The summer music festival was supposed to be a revival of the famed 1969 festival, billed as three days of “peace and music” — except the late 90’s reboot was anything but. “Instead, the festival degenerated into an epic trainwreck of fires, riots and destruction,” according to the documentary

Like other variations of Woodstock, the 1999 festival was hosted in upstate New York, but unlike the original and the 25th-anniversary 1994 Woodstock, which were both held on grassy pastoral grounds, the ’99 version was set behind the concrete walls of the former Griffiss Air Force Base in Rome, New York, more than 140 miles from the original location, where organizers hoped to avoid hundreds of thousands of attendees sneaking in, as happened during the 1994 version.  

An estimated 400,000 people were in attendance and roughly 250,000 people were there on the infamous Saturday night when “hundreds of state troopers in riot gear moved in to protect other vendors’ booths” as the scene unraveled into pure destruction,” according to AP

“I’ve been getting asked about #woodstock99 a ton recently due to the @netflix doc that’s out. All I can say is I thought I was going to die,” wrote TV personality Carson Daly in an Instagram post. Then host of MTV’s popular video countdown show “Total Request Live,” also known as “TRL,” Daly, now 49, was there to cover the festival. 

“It started off great, TRL live from the side of main stage interviewing all the bands (like Jay from Jamiroquai),” he wrote. But then, things started to go wrong. He “started getting pelted with bottles, rocks, lighters, all of it. It got insane, fast. Nightfall, Limp plays ‘Break Stuff’ & the prisoners were officially running the prison,” he wrote. 

His boss told him that he and the crew needed to leave, saying, “We can no longer guarantee your safety, it’s time to go!” Daly wrote.

“I remember being in a production van driving recklessly through corn fields to get to safety. It was so crazy & a blur now. I just remember feeling like I was in another country during military conflict,” he wrote. 

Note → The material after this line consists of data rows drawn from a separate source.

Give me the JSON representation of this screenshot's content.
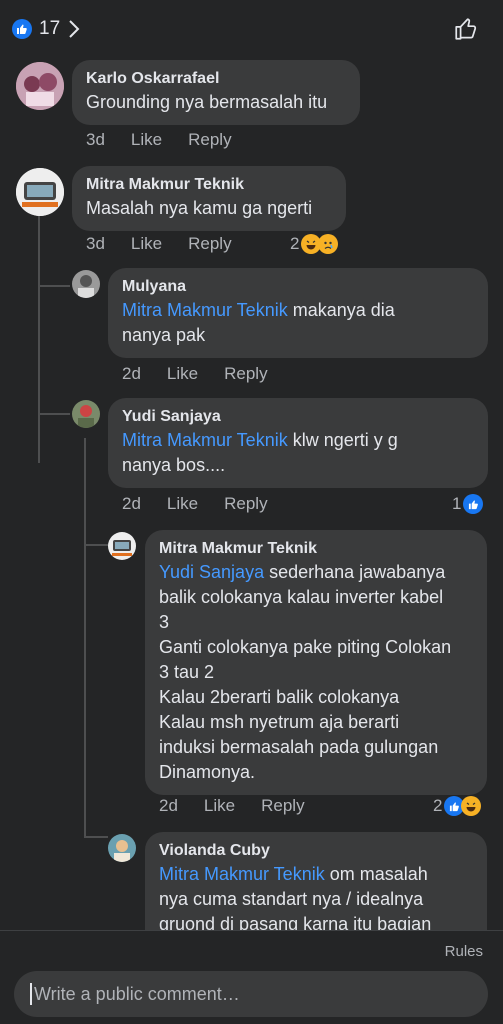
{
  "header": {
    "like_count": "17"
  },
  "comments": [
    {
      "author": "Karlo Oskarrafael",
      "mention": "",
      "text": "Grounding nya bermasalah itu",
      "time": "3d",
      "like": "Like",
      "reply": "Reply",
      "react_count": ""
    },
    {
      "author": "Mitra Makmur Teknik",
      "mention": "",
      "text": "Masalah nya kamu ga ngerti",
      "time": "3d",
      "like": "Like",
      "reply": "Reply",
      "react_count": "2"
    },
    {
      "author": "Mulyana",
      "mention": "Mitra Makmur Teknik",
      "text": " makanya dia\nnanya pak",
      "time": "2d",
      "like": "Like",
      "reply": "Reply",
      "react_count": ""
    },
    {
      "author": "Yudi Sanjaya",
      "mention": "Mitra Makmur Teknik",
      "text": " klw ngerti y g\nnanya bos....",
      "time": "2d",
      "like": "Like",
      "reply": "Reply",
      "react_count": "1"
    },
    {
      "author": "Mitra Makmur Teknik",
      "mention": "Yudi Sanjaya",
      "text": " sederhana jawabanya\nbalik colokanya kalau inverter kabel\n3\nGanti colokanya pake piting Colokan\n3 tau 2\nKalau 2berarti balik colokanya\nKalau msh nyetrum aja berarti\ninduksi bermasalah pada gulungan\nDinamonya.",
      "time": "2d",
      "like": "Like",
      "reply": "Reply",
      "react_count": "2"
    },
    {
      "author": "Violanda Cuby",
      "mention": "Mitra Makmur Teknik",
      "text": " om masalah\nnya cuma standart nya / idealnya\ngruond di pasang karna itu bagian",
      "time": "",
      "like": "",
      "reply": "",
      "react_count": ""
    }
  ],
  "footer": {
    "rules": "Rules",
    "placeholder": "Write a public comment…"
  },
  "colors": {
    "background": "#242526",
    "bubble": "#3a3b3c",
    "mention": "#4599ff",
    "like_blue": "#1877f2"
  },
  "icons": [
    "like-icon",
    "chevron-right-icon",
    "thumbs-up-outline-icon",
    "haha-icon",
    "sad-icon"
  ]
}
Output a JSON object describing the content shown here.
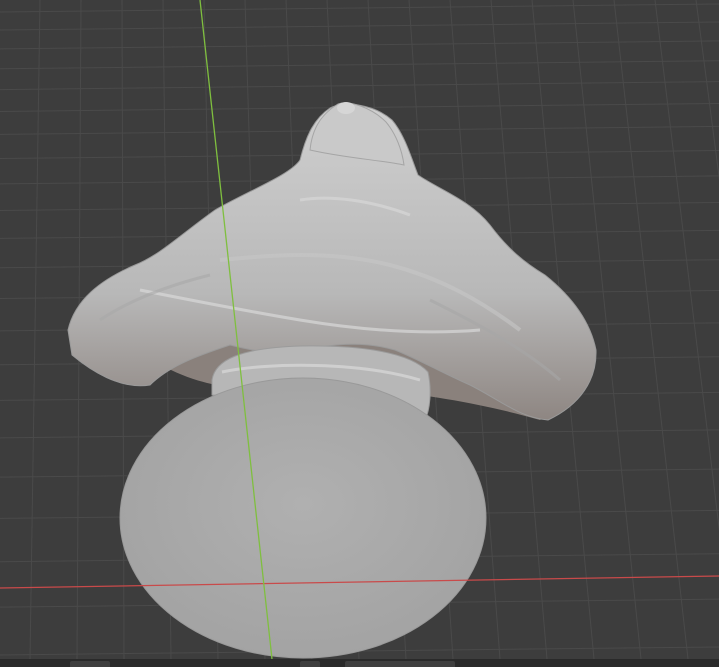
{
  "viewport": {
    "background_color": "#3d3d3d",
    "grid_color": "#4a4a4a",
    "x_axis_color": "#c94a4a",
    "y_axis_color": "#7fbf3f",
    "model_color": "#bdbdbd",
    "model_shadow_color": "#8d8d8d",
    "base_color": "#a9a9a9"
  }
}
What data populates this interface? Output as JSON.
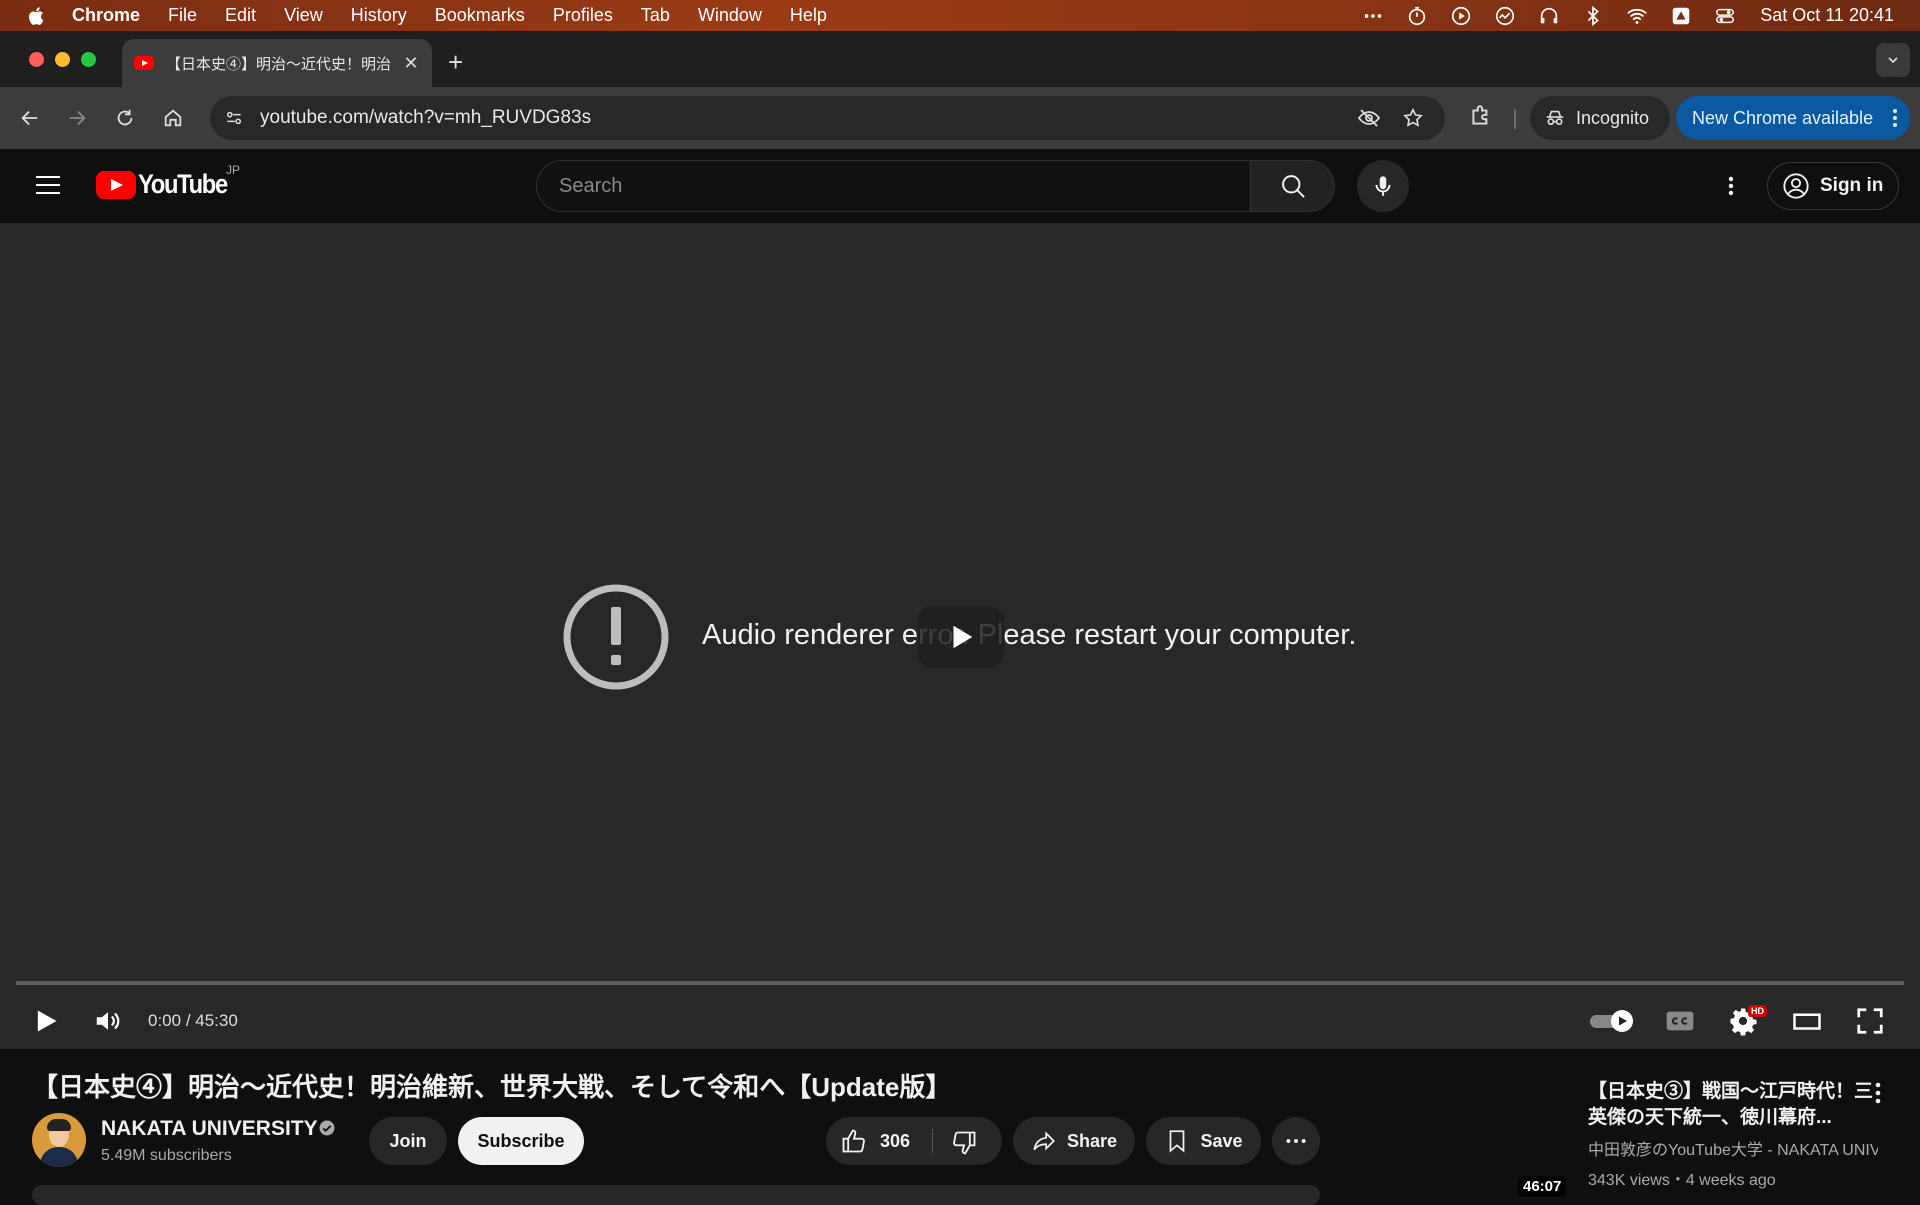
{
  "menubar": {
    "app_name": "Chrome",
    "items": [
      "File",
      "Edit",
      "View",
      "History",
      "Bookmarks",
      "Profiles",
      "Tab",
      "Window",
      "Help"
    ],
    "clock": "Sat Oct 11  20:41"
  },
  "browser": {
    "tab_title": "【日本史④】明治〜近代史！明治",
    "url": "youtube.com/watch?v=mh_RUVDG83s",
    "incognito_label": "Incognito",
    "update_label": "New Chrome available"
  },
  "youtube": {
    "logo_text": "YouTube",
    "region": "JP",
    "search_placeholder": "Search",
    "signin_label": "Sign in"
  },
  "player": {
    "error_message": "Audio renderer error. Please restart your computer.",
    "time_current": "0:00",
    "time_separator": " / ",
    "time_total": "45:30",
    "quality_badge": "HD"
  },
  "video": {
    "title": "【日本史④】明治〜近代史！明治維新、世界大戦、そして令和へ【Update版】",
    "channel_name": "NAKATA UNIVERSITY",
    "subscribers": "5.49M subscribers",
    "join_label": "Join",
    "subscribe_label": "Subscribe",
    "like_count": "306",
    "share_label": "Share",
    "save_label": "Save"
  },
  "recommendation": {
    "title": "【日本史③】戦国〜江戸時代！三英傑の天下統一、徳川幕府...",
    "channel": "中田敦彦のYouTube大学 - NAKATA UNIV...",
    "meta": "343K views・4 weeks ago",
    "duration": "46:07"
  },
  "colors": {
    "youtube_red": "#ff0000",
    "chrome_update_blue": "#0b5aa1",
    "player_bg": "#282828"
  }
}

And Daly said he hasn’t been back to Rome, New York. “I have so many fun memories from that era, this was not one of them,” he said.

Woodstock 1999
Limp Bizkit’s Fred Durst brings his performance to the heads of the crowd of the east stage Saturday at Woodstock ’99 in Rome, New York. 

/ Getty Images

The first Woodstock had a lineup that included The Grateful Dead, Creedence Clearwater Revival, Janis Joplin and Jimi Hendrix. The ’99 version included many heavy metal and heavy rock bands such as Limp Bizkit, Korn, Kid Rock, Metallica and Creed –– whom critics in the Netflix documentary say helped fuel the crowd’s aggressive energy. 

HBO also released a documentary about the infamous festival in 2021, which detailed the event and sought to answer how an iconic celebration of harmony descended into mayhem.